IN. : que pensez-vous de la « disparition » de l’ENA au profit de l’ISP ?

G.G. : l’ENA était devenu un mauvais symbole. Il fallait changer de nom. Mais sur le fond je pense que peu de choses vont changer. On a encore besoin d’une école pour former les futurs administrateurs, préfets et ambassadeurs. Il faut juste que la formation proposée soit moins élitiste, plus ouverte sur le monde, et favorise davantage la créativité.

Le renouvellement de la gauche passera par les citoyens, pas par les partis.

IN. : l’homme de gauche que vous êtes, sait expliquer la déroute de cette gauche aujourd’hui ?

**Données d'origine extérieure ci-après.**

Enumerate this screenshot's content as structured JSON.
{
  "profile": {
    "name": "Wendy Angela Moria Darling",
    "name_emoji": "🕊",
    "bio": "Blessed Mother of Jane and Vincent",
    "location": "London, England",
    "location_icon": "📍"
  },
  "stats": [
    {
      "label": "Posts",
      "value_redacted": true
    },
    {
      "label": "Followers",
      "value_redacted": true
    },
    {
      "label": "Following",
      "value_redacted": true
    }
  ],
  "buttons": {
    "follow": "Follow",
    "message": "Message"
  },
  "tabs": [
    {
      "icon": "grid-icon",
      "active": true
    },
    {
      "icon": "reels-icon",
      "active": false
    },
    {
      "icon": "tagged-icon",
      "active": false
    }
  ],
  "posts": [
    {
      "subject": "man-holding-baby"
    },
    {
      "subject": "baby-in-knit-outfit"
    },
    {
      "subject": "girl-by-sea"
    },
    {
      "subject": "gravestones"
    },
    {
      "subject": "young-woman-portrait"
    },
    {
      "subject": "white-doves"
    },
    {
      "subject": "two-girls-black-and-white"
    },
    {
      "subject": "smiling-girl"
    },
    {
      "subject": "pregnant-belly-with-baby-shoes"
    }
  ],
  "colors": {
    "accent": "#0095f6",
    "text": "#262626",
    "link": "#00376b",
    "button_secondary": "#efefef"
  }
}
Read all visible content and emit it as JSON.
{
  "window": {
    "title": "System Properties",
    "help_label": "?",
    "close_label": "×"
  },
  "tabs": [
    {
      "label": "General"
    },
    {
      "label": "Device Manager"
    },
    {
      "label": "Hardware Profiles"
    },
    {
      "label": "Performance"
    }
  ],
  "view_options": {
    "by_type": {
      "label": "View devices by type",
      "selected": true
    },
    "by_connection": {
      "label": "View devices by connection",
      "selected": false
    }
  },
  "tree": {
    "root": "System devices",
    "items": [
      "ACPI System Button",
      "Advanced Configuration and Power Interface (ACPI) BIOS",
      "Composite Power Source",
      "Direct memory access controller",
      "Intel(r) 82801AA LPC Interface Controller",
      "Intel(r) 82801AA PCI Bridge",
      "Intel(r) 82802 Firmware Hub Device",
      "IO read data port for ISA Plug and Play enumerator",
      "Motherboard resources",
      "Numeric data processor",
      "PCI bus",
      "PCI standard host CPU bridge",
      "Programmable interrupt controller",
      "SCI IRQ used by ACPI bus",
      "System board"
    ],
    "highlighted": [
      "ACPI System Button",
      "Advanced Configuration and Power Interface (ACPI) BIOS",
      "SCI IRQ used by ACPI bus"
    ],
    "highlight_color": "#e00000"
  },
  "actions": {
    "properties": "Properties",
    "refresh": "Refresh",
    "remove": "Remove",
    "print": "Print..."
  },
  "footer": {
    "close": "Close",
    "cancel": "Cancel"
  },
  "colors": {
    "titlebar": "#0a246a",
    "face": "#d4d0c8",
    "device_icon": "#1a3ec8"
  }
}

G.G. : cela vient de loin. La gauche s’est sans doute trop notabilisée au niveau local, en se concentrant sur la gestion des villes, départements et régions. Mais j’ai de l’espoir. Il y a plein de combats à porter, de l’écologie à la culture, en passant par la lutte contre les discriminations, l’universalité, la culture ou l’éducation. Il y a un fourmillement d’idées dans les associations, les mouvements de jeunes. Le renouvellement de la gauche passera par les citoyens, pas par les partis.

 IN. : Comment l’homme de gauche que vous étiez, êtes, rejoint-il  l’émission Balance ton post animée par Cyril Hanouna sur C8 en 2019?

G.G. : par hasard. J’y ai passé quelques mois. Cela a été une expérience médiatique et sociologique passionnante. Je suis content de l’avoir fait, et ravi d’avoir arrêté. Je suis plus à l’aise sur France Info, à produire des chroniques et podcasts.

IN. : la littérature vous porte aussi, peut-être même est-elle un temps volé au temps? Quels auteurs, quelles autrices?

G.G. : c’est ma principale source d’inspiration. Je passe mon temps à lire. On a la chance d’avoir une génération d’écrivains français exceptionnels, de Michel Houellebecq à Karine Tuil, en passant par Nicolas Mathieu, Constance Debré ou encore Virginie Despentes. Il y a aussi plein de jeunes auteurs, comme Amélie Cordonnier ou Jade Ségalen. Mesurons notre chance!